If, in a given riding, none of the party affiliated candidates agrees to this, the community could then organize to elect an independent candidate. We have a choice! It could be thought of as a new kind of politics!
The knee-jerk reaction to the suggestion that government borrow from its own Bank is that it would cause run-away inflation. Since for over 30 years our government has not borrowed significantly from its own bank, but primarily from private sources at interest we might assume that there has been little inflation. We know, of course, that is not true. Just think for a moment what a house cost 30 years ago and what a similar one costs today.
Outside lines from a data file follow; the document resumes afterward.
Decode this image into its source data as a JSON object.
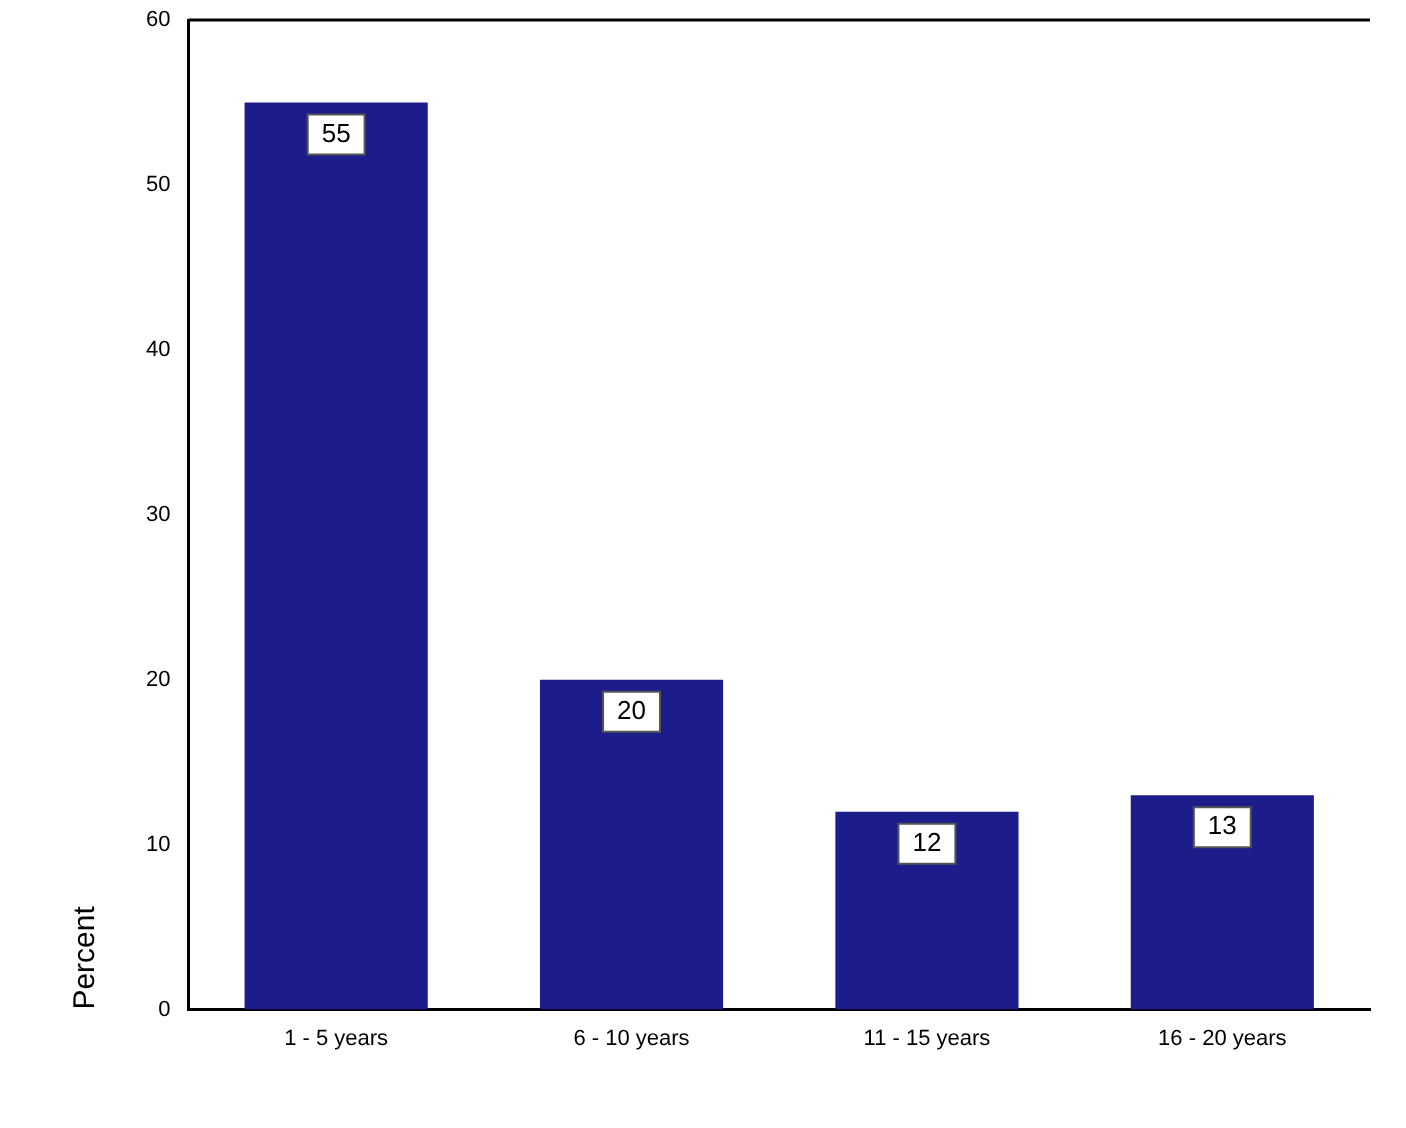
{
  "chart_data": {
    "type": "bar",
    "ylabel": "Percent",
    "categories": [
      "1 - 5 years",
      "6 - 10 years",
      "11 - 15 years",
      "16 - 20 years"
    ],
    "values": [
      55,
      20,
      12,
      13
    ],
    "color": "#1c1c8a",
    "ylim": [
      0,
      60
    ],
    "yticks": [
      0,
      10,
      20,
      30,
      40,
      50,
      60
    ],
    "grid": false,
    "legend": false,
    "data_labels": true
  }
}
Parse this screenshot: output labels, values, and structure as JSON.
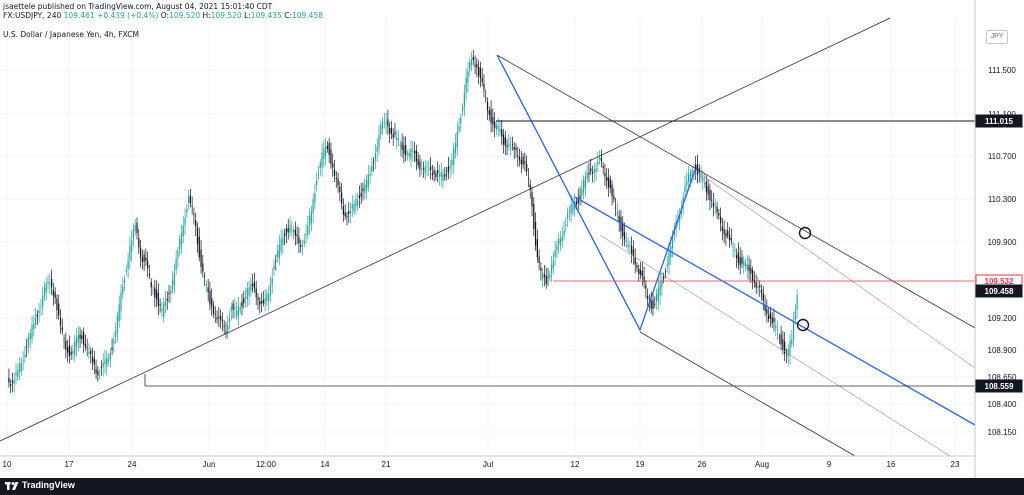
{
  "header": {
    "publisher": "jsaettele published on TradingView.com, August 04, 2021 15:01:40 CDT",
    "symbol": "FX:USDJPY, 240",
    "last": "109.461",
    "change": "+0.439 (+0.4%)",
    "open_label": "O:",
    "open": "109.520",
    "high_label": "H:",
    "high": "109.520",
    "low_label": "L:",
    "low": "109.435",
    "close_label": "C:",
    "close": "109.458",
    "instrument": "U.S. Dollar / Japanese Yen, 4h, FXCM"
  },
  "currency_button": "JPY",
  "footer": {
    "brand": "TradingView"
  },
  "colors": {
    "up": "#26a69a",
    "down": "#131722",
    "blue_line": "#2962ff",
    "red_line": "#f23645",
    "accent_text": "#ffffff"
  },
  "chart_data": {
    "type": "candlestick",
    "y_axis_ticks": [
      "111.500",
      "111.100",
      "110.700",
      "110.300",
      "109.900",
      "109.200",
      "108.900",
      "108.650",
      "108.400",
      "108.150"
    ],
    "x_axis_ticks": [
      "10",
      "17",
      "24",
      "Jun",
      "12:00",
      "14",
      "21",
      "Jul",
      "12",
      "19",
      "26",
      "Aug",
      "9",
      "16",
      "23"
    ],
    "price_labels": [
      {
        "value": "111.015",
        "style": "black"
      },
      {
        "value": "109.532",
        "style": "red"
      },
      {
        "value": "109.458",
        "style": "black"
      },
      {
        "value": "108.559",
        "style": "black"
      }
    ],
    "horizontal_levels": [
      111.015,
      109.532,
      108.559
    ],
    "ohlc_close_path": [
      108.65,
      108.6,
      108.7,
      108.85,
      109.0,
      109.15,
      109.3,
      109.45,
      109.55,
      109.4,
      109.1,
      108.95,
      108.85,
      109.0,
      109.05,
      108.9,
      108.8,
      108.7,
      108.75,
      108.85,
      109.0,
      109.3,
      109.6,
      109.85,
      110.05,
      109.8,
      109.7,
      109.5,
      109.4,
      109.25,
      109.4,
      109.55,
      109.8,
      110.1,
      110.3,
      110.15,
      109.8,
      109.55,
      109.35,
      109.25,
      109.15,
      109.1,
      109.3,
      109.25,
      109.35,
      109.45,
      109.5,
      109.4,
      109.3,
      109.45,
      109.7,
      109.85,
      110.0,
      110.05,
      109.95,
      109.9,
      109.95,
      110.2,
      110.5,
      110.7,
      110.8,
      110.6,
      110.4,
      110.2,
      110.15,
      110.25,
      110.35,
      110.4,
      110.55,
      110.75,
      110.95,
      111.05,
      110.9,
      110.85,
      110.8,
      110.7,
      110.75,
      110.65,
      110.55,
      110.6,
      110.55,
      110.5,
      110.55,
      110.6,
      110.8,
      111.1,
      111.4,
      111.6,
      111.55,
      111.35,
      111.15,
      111.0,
      110.95,
      110.85,
      110.8,
      110.75,
      110.7,
      110.6,
      110.4,
      109.9,
      109.6,
      109.55,
      109.7,
      109.85,
      110.0,
      110.15,
      110.25,
      110.3,
      110.45,
      110.55,
      110.6,
      110.65,
      110.55,
      110.4,
      110.2,
      110.05,
      109.9,
      109.8,
      109.7,
      109.55,
      109.4,
      109.3,
      109.45,
      109.6,
      109.8,
      110.0,
      110.2,
      110.4,
      110.55,
      110.6,
      110.5,
      110.4,
      110.3,
      110.15,
      110.05,
      109.95,
      109.85,
      109.75,
      109.7,
      109.65,
      109.55,
      109.45,
      109.3,
      109.2,
      109.1,
      109.0,
      108.85,
      109.0,
      109.45
    ],
    "grid": true
  }
}
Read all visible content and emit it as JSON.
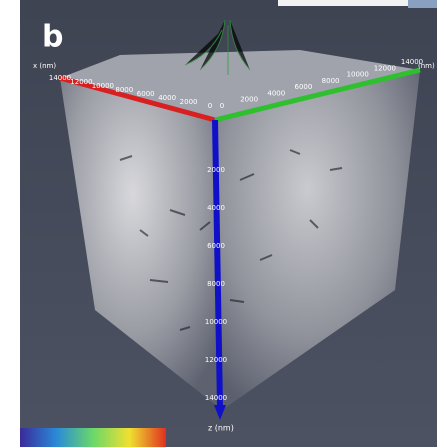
{
  "panel_label": "b",
  "x_axis": {
    "label": "x (nm)",
    "ticks": [
      14000,
      12000,
      10000,
      8000,
      6000,
      4000,
      2000,
      0
    ]
  },
  "y_axis": {
    "ticks": [
      0,
      2000,
      4000,
      6000,
      8000,
      10000,
      12000,
      14000
    ],
    "label": "(nm)"
  },
  "z_axis": {
    "label": "z (nm)",
    "ticks": [
      2000,
      4000,
      6000,
      8000,
      10000,
      12000,
      14000
    ]
  }
}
“While borrowing too much money can lead to inflation, once the decision to borrow has been made it is no more inflationary for the government to borrow from the Bank of Canada than it is for it to borrow from private financial markets. In fact, it is less inflationary by exactly the amount of the interest that the government saves by using its own bank.” (2)
Interest increases price levels without a corresponding increase in commodities and is therefore, by definition, a major cause of inflation. (2) In the 2012 edition of Occupy Money (released in last week of October, 2012), Professor Margrit Kennedy writes that a stunning 35% to 40% of everything we buy goes to interest. This interest goes to bankers, financiers, and bondholders, who take a 35% to 40% cut of our GDP. That helps explain how wealth is systematically transferred from Main Street to Wall Street. The rich get progressively richer at the expense of the poor, not just because of “Wall Street greed” but because of the inexorable mathematics of our private banking system. (4)
Economic stimulus occurring from government investment in public services, public infrastructure and protection of the environment with money borrowed from the Bank of Canada at near zero interest will put more money in the pockets of Canadians. (5)
(1) Annual Financial Report of the Government of Canada, Fiscal Year 2011–2012
(2) Don Findlay: “There Is a Way to Reduce Taxes Without Increasing the Deficit, Causing Inflation, or Destroying Canada’s Social Programs!” 1997
(3) Inflation- increase in price levels arising from general increase in expenditures without corresponding increase in commodities. (Funk and Wagnalls dictionary)
(4) Ellen Brown, President of the Public Banking Institute (USA) November 3rd, 2012
It’s the Interest, Stupid! Why Bankers Rule the World
(5) Ellen Brown, February, 2012, “I actually think there is too little money in circulation, period. We NEED more money out there. It’s not going to drive up prices if it’s spent on needed goods and services. It will drive up productivity. I know you’re not keen on ‘useless productivity’, but I’m talking about the useful kind — homes for the homeless, research and development to make resource use more efficient, better health systems, etc. People will spend first on things they need.”